HCC nursing student Elif Kuruca

Earthquake Relief
When word spread about the need for donations to help survivors of the devastating Feb. 6 earthquake in Turkey and Syria, HCC nursing student Elif Kuruca did not hesitate to act. "Turkey is my home," said Kuruca, who now lives in Ludlow. "I grew up in a society where people are taught the value of collectivism rather than individualism. It is embedded in our culture and religion to look out for one another and to help people when they are in need." The Turkish Consulate in Boston had sent out emails and messages with lists of needed items. In Springfield, the Imam Buhari Mosque enlisted members to contact schools, medical offices, and supermarkets to set up collection areas. Kuruca set up a donation zone at HCC in the office of Institutional Advancement, where students, faculty, and staff dropped off diapers, tents, sleeping bags, over-the-counter medications, toothbrushes, toothpaste, hygiene products, socks, children's clothes, baby wipes, and more. In total, the mosque collected three U-Haul trucks worth of donations. "I'm proud to attend a school that listens to its students and takes action on things that matter," she said. (Above, Kuruca stands in the parking lot outside the Donahue building after loading her van with donations for earthquake survivors.)

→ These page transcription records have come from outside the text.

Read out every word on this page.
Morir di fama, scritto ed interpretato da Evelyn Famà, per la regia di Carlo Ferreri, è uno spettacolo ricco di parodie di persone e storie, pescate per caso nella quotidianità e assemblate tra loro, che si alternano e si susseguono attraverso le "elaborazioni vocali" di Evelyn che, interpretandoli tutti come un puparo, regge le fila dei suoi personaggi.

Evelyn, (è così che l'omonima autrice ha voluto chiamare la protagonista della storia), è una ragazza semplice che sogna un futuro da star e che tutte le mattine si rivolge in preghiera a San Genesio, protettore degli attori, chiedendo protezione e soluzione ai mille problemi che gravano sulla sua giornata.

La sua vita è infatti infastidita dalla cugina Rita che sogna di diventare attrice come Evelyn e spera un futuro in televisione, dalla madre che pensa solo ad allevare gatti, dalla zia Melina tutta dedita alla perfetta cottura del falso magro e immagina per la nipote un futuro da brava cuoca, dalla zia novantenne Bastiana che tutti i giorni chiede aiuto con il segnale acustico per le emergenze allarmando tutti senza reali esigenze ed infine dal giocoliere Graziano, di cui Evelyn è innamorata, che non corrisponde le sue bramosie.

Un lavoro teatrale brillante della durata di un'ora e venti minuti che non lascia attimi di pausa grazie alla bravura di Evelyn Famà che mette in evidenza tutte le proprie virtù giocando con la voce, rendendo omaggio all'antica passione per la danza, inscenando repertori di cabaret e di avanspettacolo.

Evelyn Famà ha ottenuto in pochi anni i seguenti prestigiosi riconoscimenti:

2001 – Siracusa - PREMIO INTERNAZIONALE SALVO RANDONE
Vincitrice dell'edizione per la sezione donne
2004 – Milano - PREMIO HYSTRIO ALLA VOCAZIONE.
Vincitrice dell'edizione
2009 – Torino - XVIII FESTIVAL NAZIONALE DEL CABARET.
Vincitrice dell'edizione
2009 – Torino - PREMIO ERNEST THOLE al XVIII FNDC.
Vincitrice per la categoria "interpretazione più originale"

Hager the Horrible comic strip

In the Funny Papers
Sharp-eyed readers of Hager the Horrible may have noticed a nod to HCC's Taber Art Gallery in the Jan. 19 comic strip, which ran in the Springfield Republican - and many other newspapers across the country. Granby illustrator Gary Hallgren has been involved in creating the Hagar strip since 1988 and is one of the many artists participating in the "Upward and Onward" exhibition now showing at the Taber Gallery. He had a show of his own at the Taber in 2019. Hager the Horrible is a caricature commenting on modern-day life in the United States through a loose interpretation of Viking Age Scandinavian life. The comic strip was created by cartoonist Dik Browne and is syndicated by King Features Syndicate. It first appeared in February 1973 and has been a mainstay of the funny pages ever since, still distributed to 1,900 newspapers in 56 countries and translated into 12 languages.

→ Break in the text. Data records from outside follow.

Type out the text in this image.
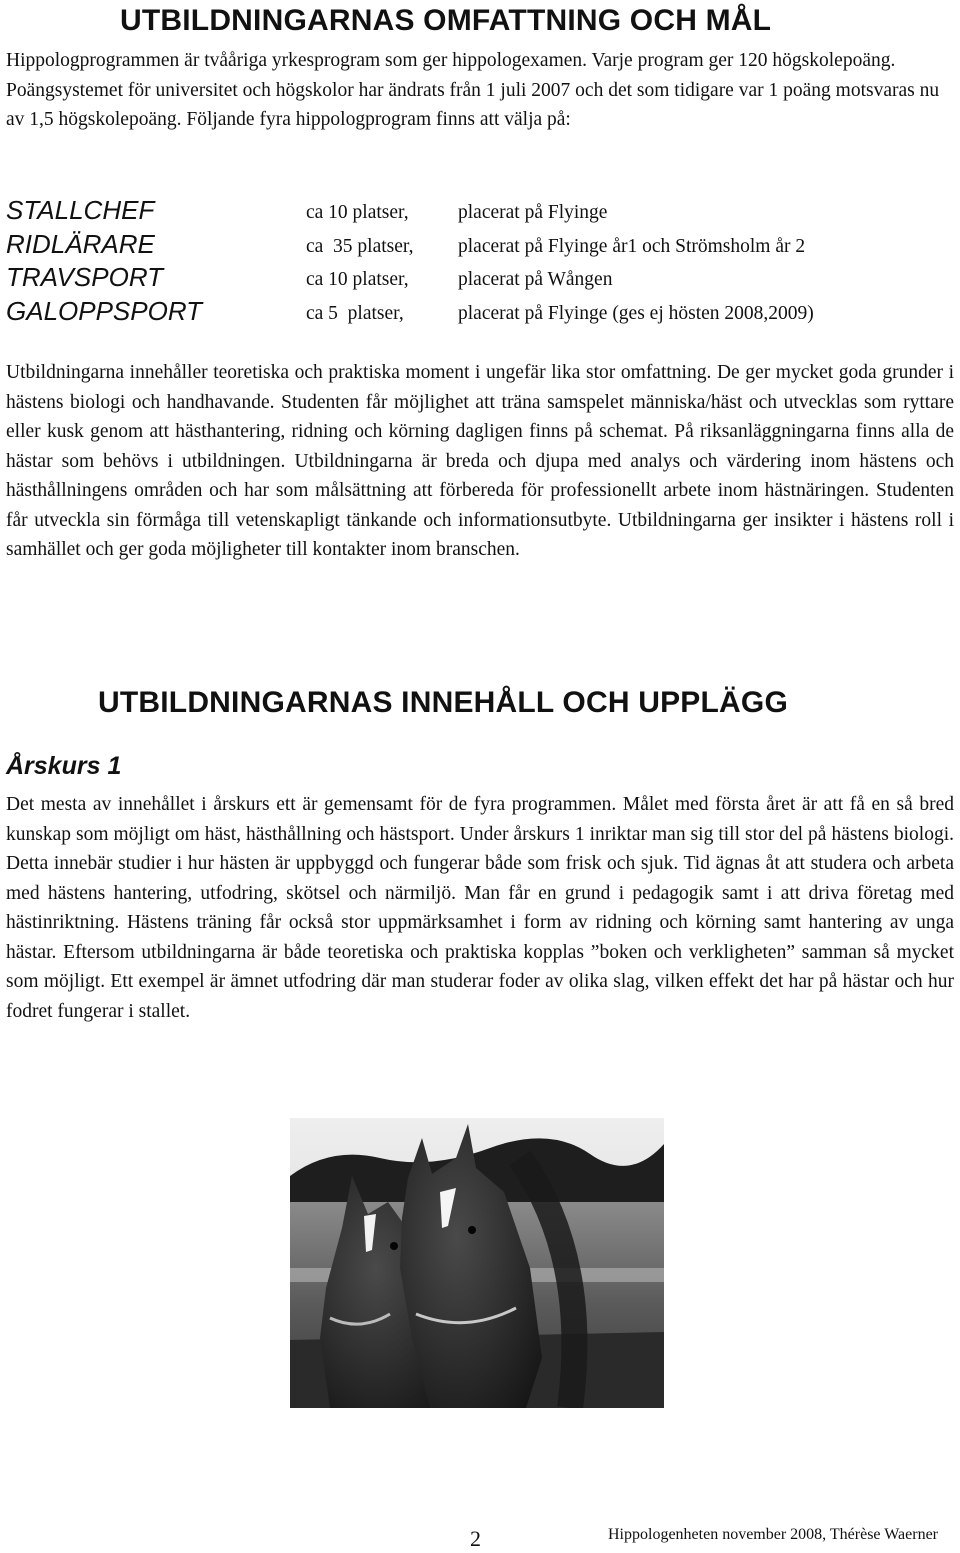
UTBILDNINGARNAS OMFATTNING OCH MÅL

Hippologprogrammen är tvååriga yrkesprogram som ger hippologexamen. Varje program ger 120 högskolepoäng. Poängsystemet för universitet och högskolor har ändrats från 1 juli 2007 och det som tidigare var 1 poäng motsvaras nu av 1,5 högskolepoäng. Följande fyra hippologprogram finns att välja på:

STALLCHEF	ca 10 platser,	placerat på Flyinge
RIDLÄRARE	ca  35 platser, placerat på Flyinge år1 och Strömsholm år 2
TRAVSPORT	ca 10 platser,	placerat på Wången
GALOPPSPORT	ca 5  platser,	placerat på Flyinge (ges ej hösten 2008,2009)

Utbildningarna innehåller teoretiska och praktiska moment i ungefär lika stor omfattning. De ger mycket goda grunder i hästens biologi och handhavande. Studenten får möjlighet att träna samspelet människa/häst och utvecklas som ryttare eller kusk genom att hästhantering, ridning och körning dagligen finns på schemat. På riksanläggningarna finns alla de hästar som behövs i utbildningen. Utbildningarna är breda och djupa med analys och värdering inom hästens och hästhållningens områden och har som målsättning att förbereda för professionellt arbete inom hästnäringen. Studenten får utveckla sin förmåga till vetenskapligt tänkande och informationsutbyte. Utbildningarna ger insikter i hästens roll i samhället och ger goda möjligheter till kontakter inom branschen.

UTBILDNINGARNAS INNEHÅLL OCH UPPLÄGG
Årskurs 1

Det mesta av innehållet i årskurs ett är gemensamt för de fyra programmen. Målet med första året är att få en så bred kunskap som möjligt om häst, hästhållning och hästsport. Under årskurs 1 inriktar man sig till stor del på hästens biologi. Detta innebär studier i hur hästen är uppbyggd och fungerar både som frisk och sjuk. Tid ägnas åt att studera och arbeta med hästens hantering, utfodring, skötsel och närmiljö. Man får en grund i pedagogik samt i att driva företag med hästinriktning. Hästens träning får också stor uppmärksamhet i form av ridning och körning samt hantering av unga hästar. Eftersom utbildningarna är både teoretiska och praktiska kopplas ”boken och verkligheten” samman så mycket som möjligt. Ett exempel är ämnet utfodring där man studerar foder av olika slag, vilken effekt det har på hästar och hur fodret fungerar i stallet.

2	Hippologenheten november 2008, Thérèse Waerner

Safiyah Bey '21 and her mother Tahirah Amatul-Wadud

Speaking Truth
Alum Safiyah Bey '21 (above left) and her mother, attorney and civil rights advocate Tahirah Amatul-Wadud, gave a Black History Month presentation Feb. 8 about their involvement with the Truth School, an organization focused on racial justice founded in 2016 in response to what Amatul-Wadud describes as "growing, racial, anti-everyone sentiment" in the U.S. Bey and her mother have been active with the Truth School as both students and co-facilitators. The first class they taught together focused on Islam and the state of Muslim women in America. "Our aim has kind of shifted now to focusing more on the multi-generational aspects of race, gender, and class," said Bey, now a senior at Mount Holyoke College, where she is majoring in international relations and also a member of the Muslim Student Association. Bey first came to HCC through the college's Gateway to College program and later served as president of the Student Senate. She was featured in a Profile of Excellence for Commencement 2021. "I think HCC was definitely the foundation of my interest in African-American studies and the realm of social justice," she said. "It definitely prepared me for what I'm doing now with the Truth School."